Тадеуш расходится трещинками, точно стекло, когда она берёт его лицо в ладони и целует. Астори непокорная и горячая — но умеет быть покладистой и тёплой, если ему так нравится. Она спрашивает, как имено ему нравится, чего именно ему хочется. Тадеушу хочется изучать её губами и языком: изгиб упрямого рта, линию челюсти, чувствительную родинку за ухом, подбородок — всю, всю целиком от макушки до пяток, такую желанную и невозможную. Такую… принадлежащую ему. Это непривычно, от этой мысли, прежде запретной и пугающей, мурашки бегут между лопаток.

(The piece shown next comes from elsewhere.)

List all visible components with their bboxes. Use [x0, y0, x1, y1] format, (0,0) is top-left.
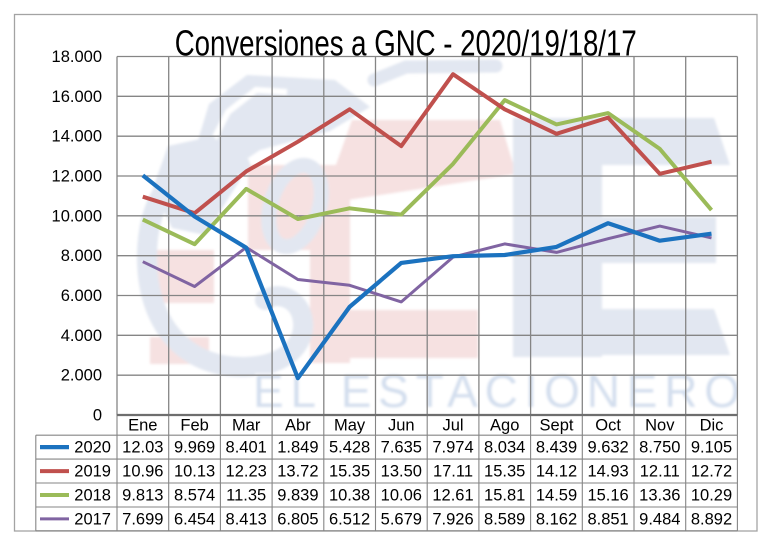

Его королева. Во всех смыслах — его.
Астори знает, как он млеет рядом с ней, — разумеется, знает, это сложно не заметить. Он кладёт голову ей на колени, пока она читает перед сном, и Астори гладит его по плечам, зарывается пальцами в тёмные с проседью волосы и ерошит кудряшки на виске. Её пальцы нежные и аккуратные. Конечно, они могут быть цепкими и настойчивыми, эти смуглые пальцы, но не сейчас и не здесь.
— Ты спишь, милый?
Тадеушу приходится мямлить что-то невразумительное в полудрёме, чтобы доказать, что он всё ещё бодрствует. Астори пахнет магнолией и лотосом. Он выучил этот запах наизусть, пока собирал его губами с её шеи, затылка и ключиц: сухой хрупкий аромат с ноткой ласкового азарта. О да, он знает такую Астори, похожую на мартовский прохладный рассвет. Тадеушу кажется, что он вообще слишком хорошо её знает, настолько хорошо, что мог бы вслепую нарисовать звёздную карту её тела.

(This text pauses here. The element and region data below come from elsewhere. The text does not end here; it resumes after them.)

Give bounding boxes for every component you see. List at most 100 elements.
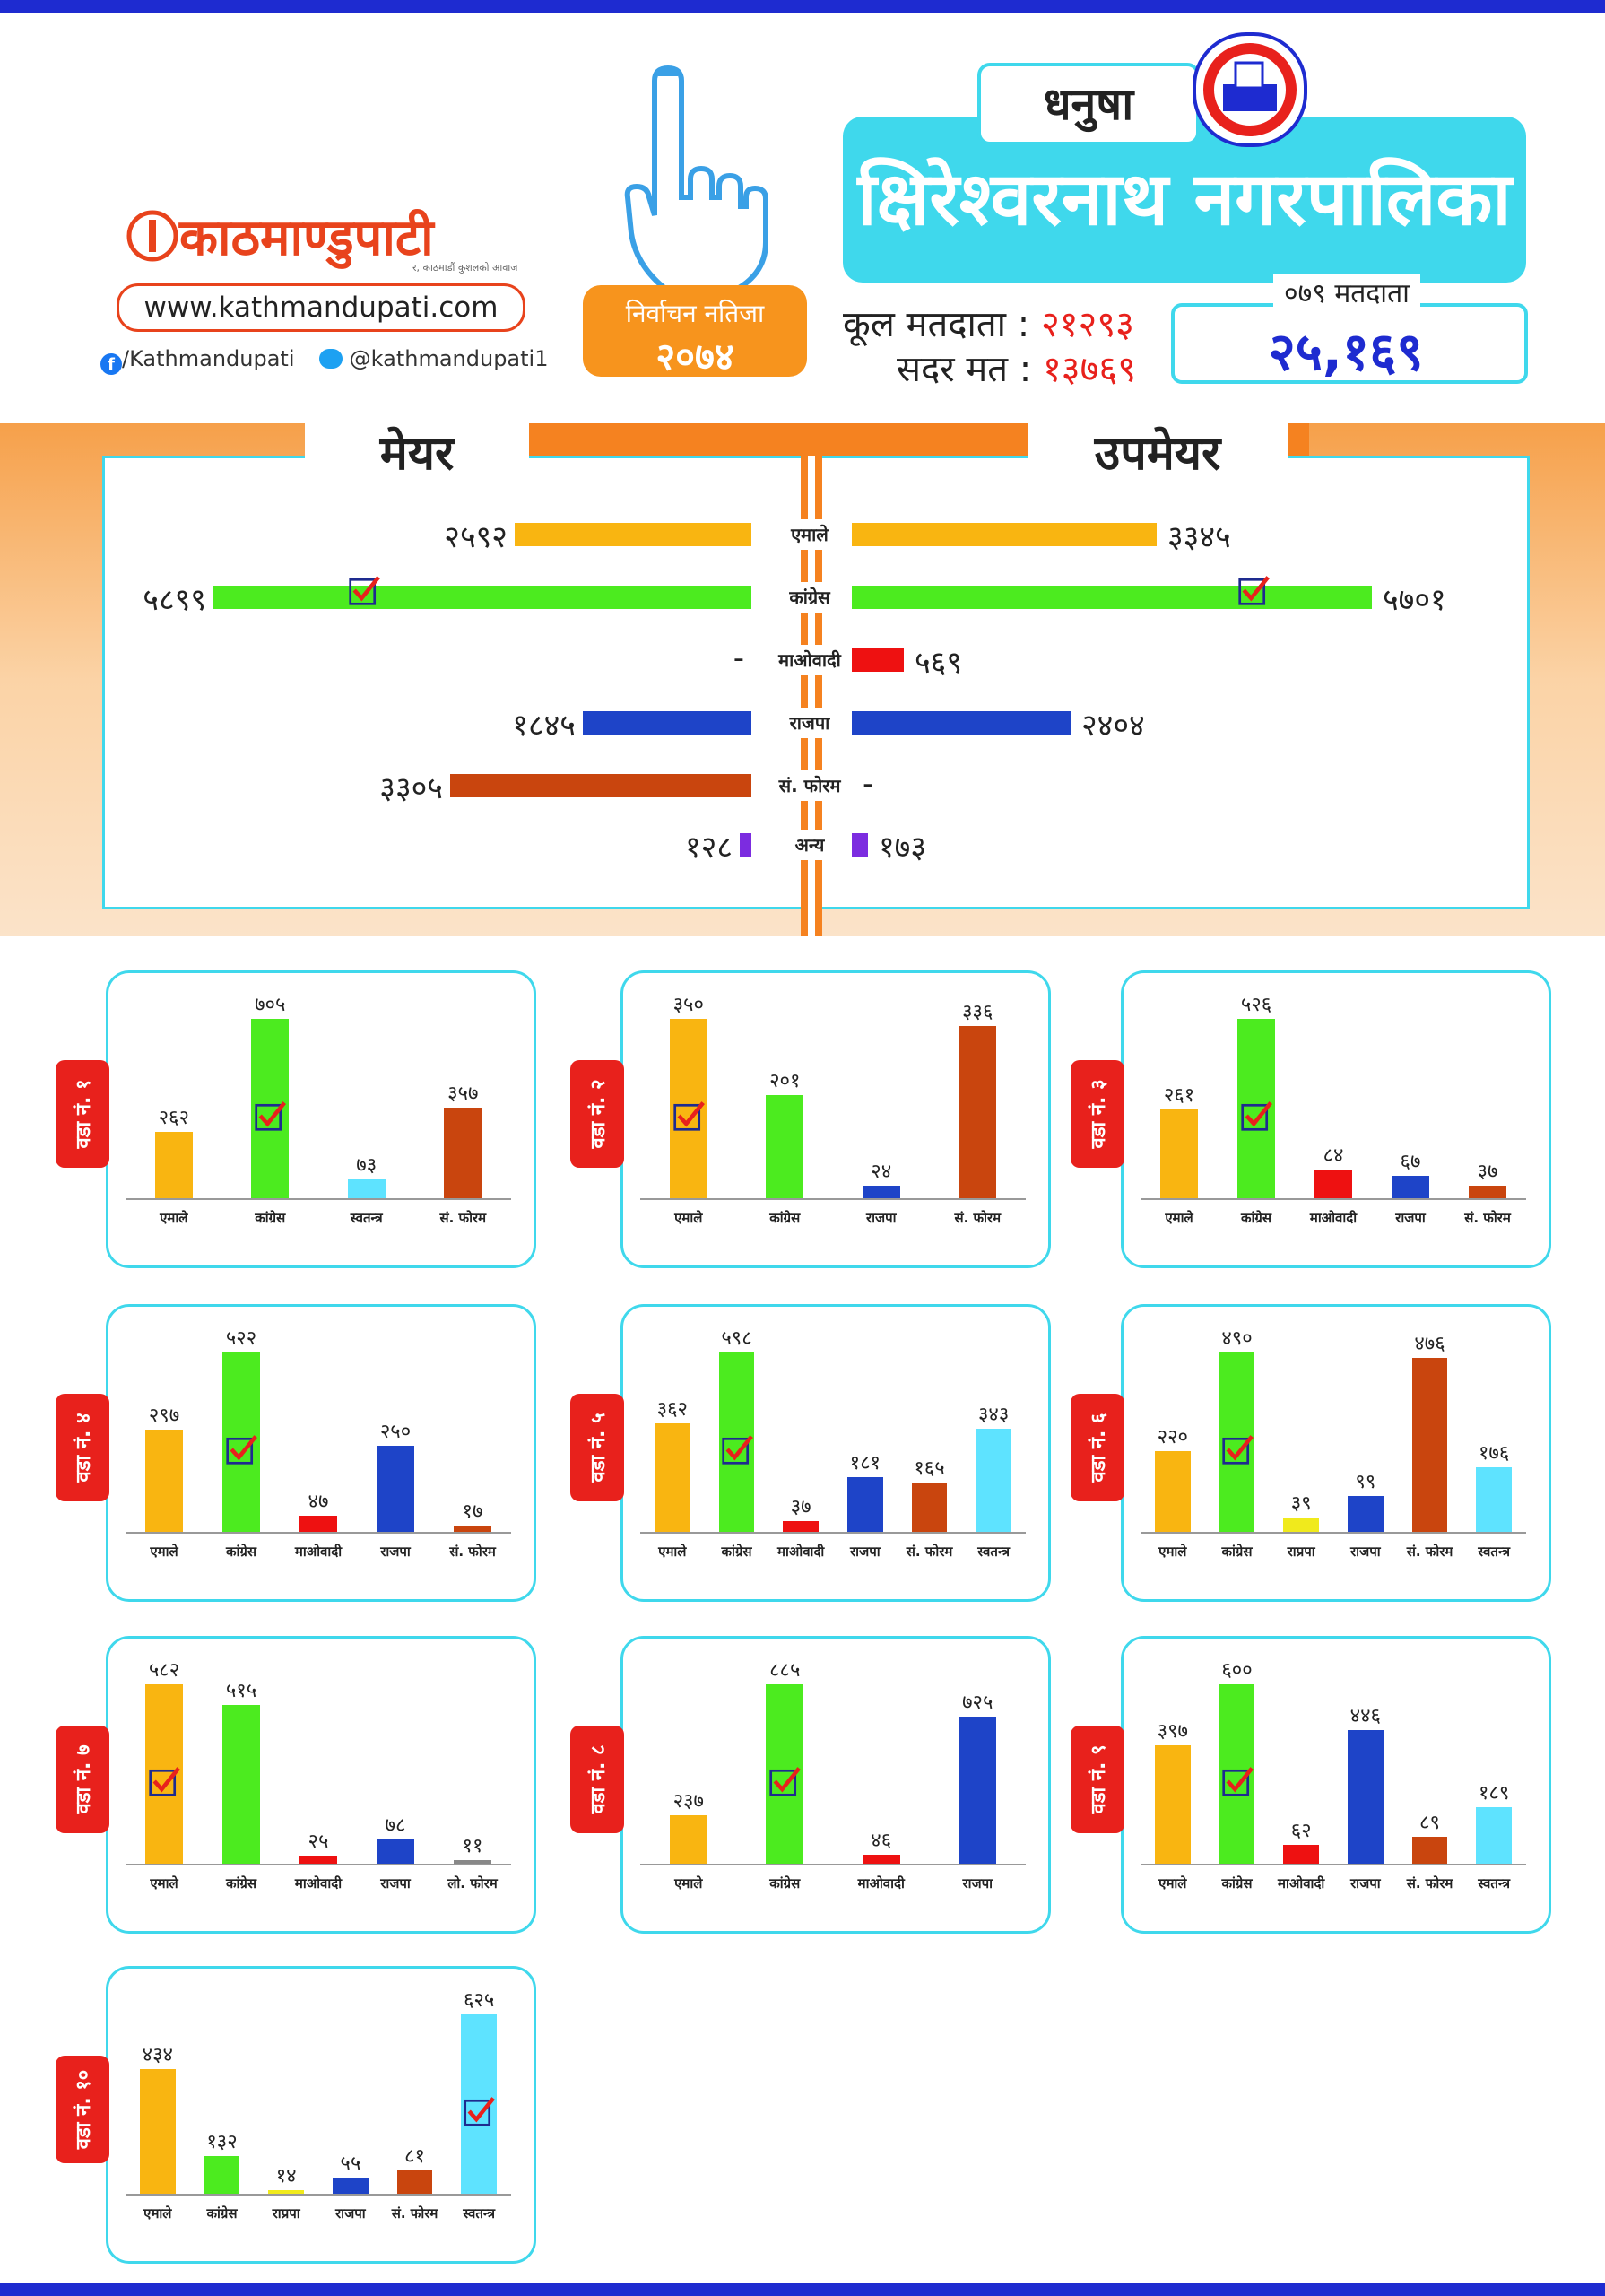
deputy-value-3: २४०४ [1081,708,1145,744]
mayor-bar-5 [740,833,751,857]
ward-3-bar-2 [1314,1170,1352,1198]
ward-6-value-5: १७६ [1478,1442,1510,1465]
facebook-link[interactable]: f/Kathmandupati [100,346,295,375]
ward-baseline-9 [1141,1864,1526,1866]
ward-1-bar-0 [154,1132,193,1198]
ward-6-value-0: २२० [1157,1426,1188,1448]
mayor-value-5: १२८ [684,830,733,865]
deputy-value-0: ३३४५ [1167,519,1231,555]
ward-5-category-1: कांग्रेस [721,1544,752,1560]
ward-10-bar-2 [268,2190,304,2194]
mayor-chart: एमाले २५९२ ३३४५ कांग्रेस ५८९९ ५७०१ माओवादी -५६९… [0,0,1605,936]
ward-6-value-3: ९९ [1355,1471,1376,1493]
ward-8-value-1: ८८५ [769,1659,801,1682]
mayor-bar-0 [515,523,751,546]
ward-2-category-1: कांग्रेस [769,1210,801,1226]
ward-1-category-1: कांग्रेस [255,1210,286,1226]
ward-9-category-0: एमाले [1158,1875,1187,1892]
ward-3-category-0: एमाले [1165,1210,1193,1226]
badge-label: निर्वाचन नतिजा [625,299,765,328]
party-label-4: सं. फोरम [760,770,859,801]
voters-079-value: २५,१६९ [1268,321,1424,382]
ward-7-value-4: ११ [462,1835,483,1857]
twitter-link[interactable]: @kathmandupati1 [319,346,548,371]
ward-7-category-0: एमाले [150,1875,178,1892]
ward-tab-3: वडा नं. ३ [1071,1060,1124,1168]
ward-baseline-7 [126,1864,511,1866]
ward-1-category-3: सं. फोरम [439,1210,487,1226]
mayor-value-1: ५८९९ [143,582,206,618]
ward-1-category-0: एमाले [160,1210,188,1226]
ward-9-category-4: सं. फोरम [1406,1875,1453,1892]
ward-6-value-4: ४७६ [1414,1333,1445,1355]
deputy-value-2: ५६९ [915,645,963,681]
ward-10-category-3: राजपा [335,2205,366,2222]
ward-6-category-2: राप्रपा [1287,1544,1315,1560]
ward-8-category-1: कांग्रेस [769,1875,801,1892]
ward-5-category-3: राजपा [850,1544,881,1560]
deputy-bar-2 [852,648,904,672]
ward-9-bar-0 [1155,1745,1191,1864]
mayor-winner-check [349,576,380,605]
ward-3-bar-4 [1469,1186,1506,1198]
ward-7-bar-2 [299,1856,337,1864]
ward-10-bar-4 [396,2170,433,2194]
ward-1-bar-3 [444,1108,482,1198]
ward-4-value-1: ५२२ [225,1327,257,1350]
website-link[interactable]: www.kathmandupati.com [117,283,525,332]
ward-5-category-2: माओवादी [777,1544,825,1560]
ward-5-winner-check [721,1435,753,1465]
ballot-box-icon [1193,32,1307,147]
ward-2-bar-1 [766,1095,804,1198]
ward-9-category-3: राजपा [1350,1875,1381,1892]
logo-icon [126,210,178,262]
mayor-value-4: ३३०५ [379,770,443,806]
ward-title-3: वडा नं. ३ [1088,1079,1110,1149]
ward-9-value-5: १८९ [1478,1782,1510,1805]
ward-7-value-2: २५ [308,1831,329,1853]
ward-10-value-5: ६२५ [463,1989,495,2012]
ward-baseline-3 [1141,1198,1526,1200]
ward-5-bar-3 [847,1477,883,1532]
ward-7-value-3: ७८ [385,1814,406,1837]
ward-9-category-1: कांग्रेस [1221,1875,1253,1892]
ward-5-value-5: ३४३ [977,1404,1010,1426]
ward-1-bar-2 [347,1179,386,1198]
mayor-value-2: - [733,640,744,676]
ward-8-value-0: २३७ [672,1790,704,1813]
ward-3-category-1: कांग्रेस [1240,1210,1271,1226]
mayor-value-3: १८४५ [512,708,576,744]
ward-tab-7: वडा नं. ७ [56,1726,109,1833]
ward-2-winner-check [673,1101,705,1131]
ward-9-category-2: माओवादी [1278,1875,1325,1892]
ward-baseline-8 [640,1864,1026,1866]
ward-tab-1: वडा नं. १ [56,1060,109,1168]
ward-4-value-2: ४७ [308,1491,329,1513]
ward-2-category-2: राजपा [865,1210,897,1226]
party-label-0: एमाले [760,519,859,550]
ward-7-category-3: राजपा [380,1875,411,1892]
top-stripe [0,0,1605,13]
twitter-icon [319,349,343,369]
ward-8-bar-3 [959,1717,997,1864]
ward-6-value-1: ४९० [1221,1327,1253,1350]
ward-9-category-5: स्वतन्त्र [1478,1875,1511,1892]
ward-10-value-1: १३२ [206,2131,238,2153]
ward-5-value-2: ३७ [790,1496,811,1518]
ward-10-category-0: एमाले [143,2205,172,2222]
ward-9-winner-check [1221,1767,1254,1796]
ward-baseline-6 [1141,1532,1526,1534]
facebook-handle: /Kathmandupati [122,346,295,371]
ward-8-category-0: एमाले [674,1875,703,1892]
ward-9-value-1: ६०० [1221,1659,1253,1682]
ward-1-winner-check [255,1101,287,1131]
party-label-3: राजपा [760,708,859,738]
ward-8-bar-0 [669,1815,707,1864]
ward-10-value-4: ८१ [404,2145,425,2168]
ward-2-value-1: २०१ [769,1070,801,1092]
ward-6-category-4: सं. फोरम [1406,1544,1453,1560]
ward-5-value-3: १८१ [849,1452,881,1474]
ward-4-bar-0 [145,1430,183,1532]
ward-6-category-5: स्वतन्त्र [1478,1544,1511,1560]
ward-tab-4: वडा नं. ४ [56,1394,109,1501]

— Как прошла свадьба Эйсли?
Она прошла отлично, Тадеуш был одновременно провожатым и свидетелем: сначала вёл Эйсли к алтарю, а затем вместе с Луменой и родителями Бена заверял таинство брака. Свадьба была нетрадиционной: никаких священников — только нотариус, никакого мёда, риса, голубей и роз. Впрочем, шорты невесты никого не смутили. Мастер знает, сколько Тадеуш воевал за нормальное свадебное платье, но Эйсли оказалась упорнее оппонентов в Совете: переспорить её так и не удалось. Но он не жалеет об этом. В конце концов, его сестрёнка счастлива, и Тадеушу точно известно, что уж кто-кто, а Бен, его старый приятель со времён Академии, позаботится об Эйсли — а это самое важное.
Конечно, ему… несколько одиноко. Эйсли окончательно поселилась у Бена, звонит по вечерам и изредка приезжает, но это… не то. На Ореховой пусто и тоскливо. Никто не разбрасывает вещи, не поёт часами в душе, не переводит месячные запасы сахара за неделю, и от этого так… скучно. Тадеуш отвык жить совсем без Эйсли. Она всегда ощущалась где-то рядом.

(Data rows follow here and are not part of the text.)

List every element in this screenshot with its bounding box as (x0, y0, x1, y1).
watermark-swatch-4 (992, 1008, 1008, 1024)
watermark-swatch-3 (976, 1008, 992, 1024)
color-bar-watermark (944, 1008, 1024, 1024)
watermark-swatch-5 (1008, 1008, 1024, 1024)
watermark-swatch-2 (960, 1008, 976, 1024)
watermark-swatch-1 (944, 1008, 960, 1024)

И от того он ещё охотнее проводит время с Астори во время их полуофициальных аудиенций по вторникам и пятницам. Они обсуждают референдум, сроки которого то и дело сдвигаются, но который обязательно должны провести не позже сентября, обсуждают неизменный кризис на Востоке, грядущий приезд дипломатов из Эльдевейса, запуск сверхскоростного поезда, а потом открывается бутылка, затем вторая, и неожиданно оказывается, что на часах уже полдесятого и они ничего не обсуждают, потому что говорить и целоваться одновременно жутко неудобно.
— Папа и дядя улетают завтра, — медленно говорит Астори, почёсывая его за ухом и снимая очки. — Я звонила им утром… ох. Это пойдёт папе на пользу.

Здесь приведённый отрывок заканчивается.